Inside steering station that got very little use.
The inside steering station removed, but remains the epicenter of the boat's DC electrical system

I kept the bookshelf, but it had a smaller footprint with the hydraulic lines removed.
Navigation console. Everything positioned so viewable whether sitting at the chart table, or standing on watch.

While the inside steering station on a sailboat seems like a pretty good idea, and certainly adds a "WOW" factor for guests, I must say that unless you sail in northern latitudes in blizzard-like conditions and all your sail controls are controlled via electric switches and motors, the inside steering station really doesn't make a lot of sense. This is not to say the pilothouse design isn't great...but steering from inside a pilothouse is done via an autopilot...not with a wheel.


Some other thoughts about pilothouse sailboats...


The windage myth...

Any surface area above the boat create windage. A J-boat has very little windage. A J-boat has very little if any creature comforts. A Nauticat 44 (motorsailer) has a huge doghouse and a lot of windage. Many of the sleeker pilothouse designs found on the Cooper, the Scepter, etc have less windage than a comparable sized Hanse or Beneteau or Janneau...especially the deck salons, or after adding a dodger and full enclosure around the cockpit.


The Greenhouse Effect myth...

There is a reason why many sailboats berthed or anchored for any length of time in the tropics is virtually covered from stem to stern with Sunbrella. The key to keeping any sailboat cool and comfortable in the tropics is ventilation and shade. This cannot be overstated enough.
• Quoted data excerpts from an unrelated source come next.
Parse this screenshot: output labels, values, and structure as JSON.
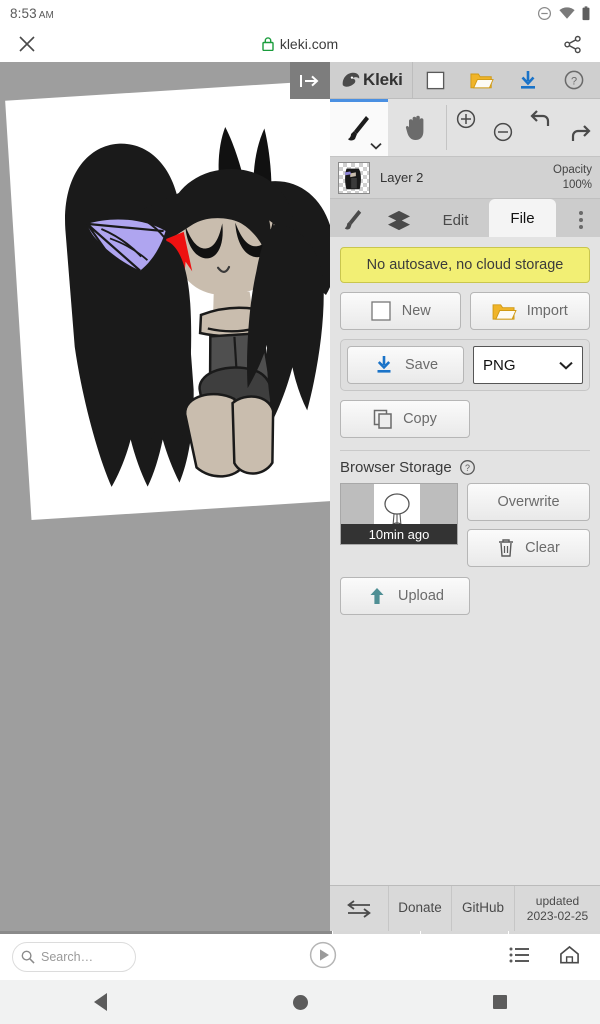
{
  "status_bar": {
    "time": "8:53",
    "ampm": "AM",
    "icons": [
      "do-not-disturb-icon",
      "wifi-icon",
      "battery-icon"
    ]
  },
  "browser": {
    "close_label": "✕",
    "url": "kleki.com",
    "lock_icon": "lock-icon",
    "share_icon": "share-icon",
    "search_placeholder": "Search…",
    "play_icon": "play-icon",
    "tabs_icon": "tab-list-icon",
    "home_icon": "home-icon"
  },
  "app": {
    "collapse_button": "collapse-panel-icon",
    "brand": "Kleki",
    "top_buttons": [
      {
        "name": "new-canvas-icon",
        "label": ""
      },
      {
        "name": "open-file-icon",
        "label": ""
      },
      {
        "name": "download-icon",
        "label": ""
      },
      {
        "name": "help-icon",
        "label": "?"
      }
    ],
    "tools": [
      {
        "name": "brush-tool",
        "active": true
      },
      {
        "name": "hand-tool",
        "active": false
      },
      {
        "name": "zoom-in-tool",
        "active": false
      },
      {
        "name": "zoom-out-tool",
        "active": false
      },
      {
        "name": "undo-tool",
        "active": false
      },
      {
        "name": "redo-tool",
        "active": false
      }
    ],
    "layer": {
      "name": "Layer 2",
      "opacity_label": "Opacity",
      "opacity_value": "100%"
    },
    "tabs": [
      {
        "id": "brush",
        "label": "",
        "icon": "brush-icon",
        "active": false
      },
      {
        "id": "layers",
        "label": "",
        "icon": "layers-icon",
        "active": false
      },
      {
        "id": "edit",
        "label": "Edit",
        "active": false
      },
      {
        "id": "file",
        "label": "File",
        "active": true
      },
      {
        "id": "more",
        "label": "",
        "icon": "more-vertical-icon",
        "active": false
      }
    ],
    "file_panel": {
      "warning": "No autosave, no cloud storage",
      "new_label": "New",
      "import_label": "Import",
      "save_label": "Save",
      "format_value": "PNG",
      "copy_label": "Copy",
      "browser_storage_title": "Browser Storage",
      "browser_storage_help": "?",
      "thumb_caption": "10min ago",
      "overwrite_label": "Overwrite",
      "clear_label": "Clear",
      "upload_label": "Upload"
    },
    "footer": {
      "swap_icon": "swap-arrows-icon",
      "donate_label": "Donate",
      "github_label": "GitHub",
      "updated_line1": "updated",
      "updated_line2": "2023-02-25"
    }
  },
  "colors": {
    "canvas_bg": "#9e9e9e",
    "panel_bg": "#e3e3e3",
    "warning_bg": "#f2ef74",
    "accent_blue": "#4a90e2",
    "download_blue": "#1a73c8",
    "folder_yellow": "#f0b429",
    "lock_green": "#1a9c3c",
    "upload_teal": "#4f8f94"
  },
  "artwork": {
    "description": "chibi character with long black hair, two horns, lavender spiderweb wing, red blood drip, beige skin, dark gray outfit",
    "hair": "#1a1a1a",
    "skin": "#c9bdae",
    "web": "#afa5f0",
    "blood": "#ee1111",
    "outfit": "#4f4f4f",
    "paper": "#ffffff",
    "rotation_deg": -3.6
  }
}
This means a tent over the foredeck, a boom tent over the doghouse, and a Bimini over the cockpit. Side curtains made from Phifertex around the cockpit also help keep things cool; they provide shade and allow airflow. New cruisers, or casual rally-rat cruisers are easy to spot...they are the folks who anchor their boats (sans canvas coverings) and hightail it to the nearest pub ashore to escape the heat.


Dual steering is difficult to maintain...

This puzzles me a bit. Most pilothouse boats with inside steering stations use hydraulic steering. This actually adds a bit of redundancy in the system should the pump at one of the helm stations break. But, the maintenance on a hydraulic steering systems involves checking the fluid level once a month once the system has been bled of all air (which can be challenging if done improperly). Also, it sure seems to me that if you're going to have 2 helms on a cruising sailboat to have one inside station and one cockpit station. Dual helms in the cockpit on a cruising sailboat makes about as much sense as 2 steering wheels in a car.


Cramped cockpits....

Yes, this is one of the real downsides of many pilothouse sailboats in the 30-50 foot range. The cabin interior is larger which mean the cockpits are smaller. Personally, I don't mind the small cockpit on passages because I sail alone or with 1 or 2 other crew and everything is within easy reach. But, for casual day sails with friends....the cockpit can get quite cramped and there is very little "social distancing" going on. But, the cockpit is still comfortable for 2 people to stretch out and relax on long passages.